Do you feel stressed, worn out and completely demotivated at work? Are you anxious? Do you have insomnia and difficulty getting out of bed in the morning? Do you feel completely inefficient at work? If the answer to several of these questions is yes, you probably suffer from burnout syndrome.
You have surely already heard of burnout, which is considered the plague of the 21st century. According to the study “Parlons travail” conducted by the CFDT in September 2016, 36% of people surveyed claimed to have already had a burnout at some point in their career. This is not surprising in a world where we are asked to work more and more, and where pressure and stress is part of daily life.
Discover the symptoms and causes of burnout, and how to prevent it.
What is burnout?
According to Santé Publique France, “burnout or professional exhaustion is characterised as a state of physical, emotional and mental exhaustion resulting from emotionally demanding work situations”. In summary, your work is draining your energy, leaving you physically and psychologically drained. A difficult situation could gravely harm your health, trigger depression and even drive you to suicide in the most extreme cases. This phenomenon should not be taken lightly.
Burnout is not officially considered an illness. However, The World Health Organisation (WHO) recognises burnout as a phenomenon linked to work. The 11th revision of the international classification of illnesses (ICD-11), states that ‘the syndrome resulting from chronic stress at work has not been correctly managed’. It is possible that it could be classified an illness in the immediate future. Social security coverage would then be possible. The term burnout was used for the first time in 1974, in an article titled Staff Burnout, written by the American psychiatrist Herbert Freudenberger. Today, burnout affects millions of employees, women and men, regardless of their profession or industry sector.
What are the causes?
Burnout generally affects conscientious people, who are very invested in their work, have a lot responsibility, are relied upon and are constantly under pressure and stress at work. As a result, the body can no longer handle the pressure and chronic stress which results in a breakdown.
Here are the main reasons for burn out:
- High expectations,
- A large workload
- Unclear objectives and/or contradictory demands
- Uninteresting, repetitive or monotonous work
- Lack of independence
- Bad management
- Rigid working hours and long days at work
- A bad office atmosphere
- A lack of recognition
- Difficult working conditions
- A lack of balance between private and professional life
- Constant pressure (to respect deadlines, attract more clients)
- Over-commitment to work
As you can see there are several root causes for burnout: the work environment, colleagues, type of management, the role itself and the person concerned. Knowing how to identify theses causes is important for progression and development.
What are the symptoms?
As aforementioned, physical and mental burn out is a main characteristic of burn out. But there are also other symptoms you should be able to identify, and which should raise red flags. They have been divided into three categories:
- Physiological – lack of energy and exhaustion, trouble sleeping, insomnia, various physical ailments (stomach ache, tendonitis), heart palpitations…
- Psychological and emotional – depression, self-deprecation, pessimism, hypersensitivity, lack of self-confidence, feeling of powerlessness, doubting their competency, trouble concentrating, hopelessness and anxiety.
- Behavioural – lower productivity levels, lack of motivation, aggression, irritability, impulsiveness, impatience, socialisation and introversion, substance abuse (alcohol or drugs)
All these symptoms are signs that your body is sending you to act and remove yourself from the situation of being overworked. Listen to your body and get yourself to a doctor.
How to prevent a burnout?
Do you recognise the causes and the symptoms described above? Act before it’s too late. Burnout is a severe condition that you should take seriously.
To reduce stress at work and to avoid burnout, you should change your habits and follow these preventative measures.
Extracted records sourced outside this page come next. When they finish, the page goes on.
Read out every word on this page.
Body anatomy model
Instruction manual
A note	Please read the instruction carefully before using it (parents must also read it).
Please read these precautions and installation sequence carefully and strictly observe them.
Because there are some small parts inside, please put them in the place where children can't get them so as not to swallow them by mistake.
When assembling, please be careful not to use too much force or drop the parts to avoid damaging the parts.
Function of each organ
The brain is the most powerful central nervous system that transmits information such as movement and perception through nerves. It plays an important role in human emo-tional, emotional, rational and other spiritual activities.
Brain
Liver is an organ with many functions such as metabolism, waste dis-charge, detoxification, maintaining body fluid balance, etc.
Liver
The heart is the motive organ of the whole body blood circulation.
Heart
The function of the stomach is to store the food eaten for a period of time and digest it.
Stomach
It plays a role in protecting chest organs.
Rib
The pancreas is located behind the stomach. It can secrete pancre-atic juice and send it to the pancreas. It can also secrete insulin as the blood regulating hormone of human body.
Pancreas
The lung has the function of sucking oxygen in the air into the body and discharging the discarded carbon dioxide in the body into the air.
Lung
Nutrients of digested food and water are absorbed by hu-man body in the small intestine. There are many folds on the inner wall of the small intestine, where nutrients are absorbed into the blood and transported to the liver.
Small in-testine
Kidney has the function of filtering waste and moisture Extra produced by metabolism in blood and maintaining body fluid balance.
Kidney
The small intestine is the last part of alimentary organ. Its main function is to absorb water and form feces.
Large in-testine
- Listen to your body and identify the symptoms of a burn-out
- Identify the causes of your stress
- Discuss your situation with your manager and the measures you can take to improve your situation. A good manager will listen to you and help you better manage your work load.
- Create realistic and motivating objectives together as well as clarifying your role and responsibilities. Ensure that the definition of your role is respected and do not hesitate to point out when a task is not your responsibility.
- Define your priorities by using the Eisenhower matrix or the MoSCoW method for example.
- Learn to say no when you are already overloaded with work.
- Learn to delegate secondary tasks so that you can concentrate on tasks that are truly important.
- Take breaks, they are essential to recharge and stay productive. Take a real break during lunch in which you do not work.
- Disconnect yourself from work devices when you leave the office: turn off your work phone and leave your work laptop at work. Your messages and your emails can wait until tomorrow or after the weekend.
- Take time for yourself, your family and your hobbies. Regularly do some sort of physical activity as this is excellent stress relief.
Changing your habits is not an easy task, but it is a necessary step and essential to avoid burn out and to take care of yourself.
Learn to listen to your body, know to take time for yourself, reduce all sources of stress, do sport so that you stay in shape, allowing you to have a better work/life balance.
You aren’t taken seriously? It’s time to leave your company and find a new employer who cares about the health of their employees. In any case, speak to those close to you and your doctor, don’t wait until it’s too late to act.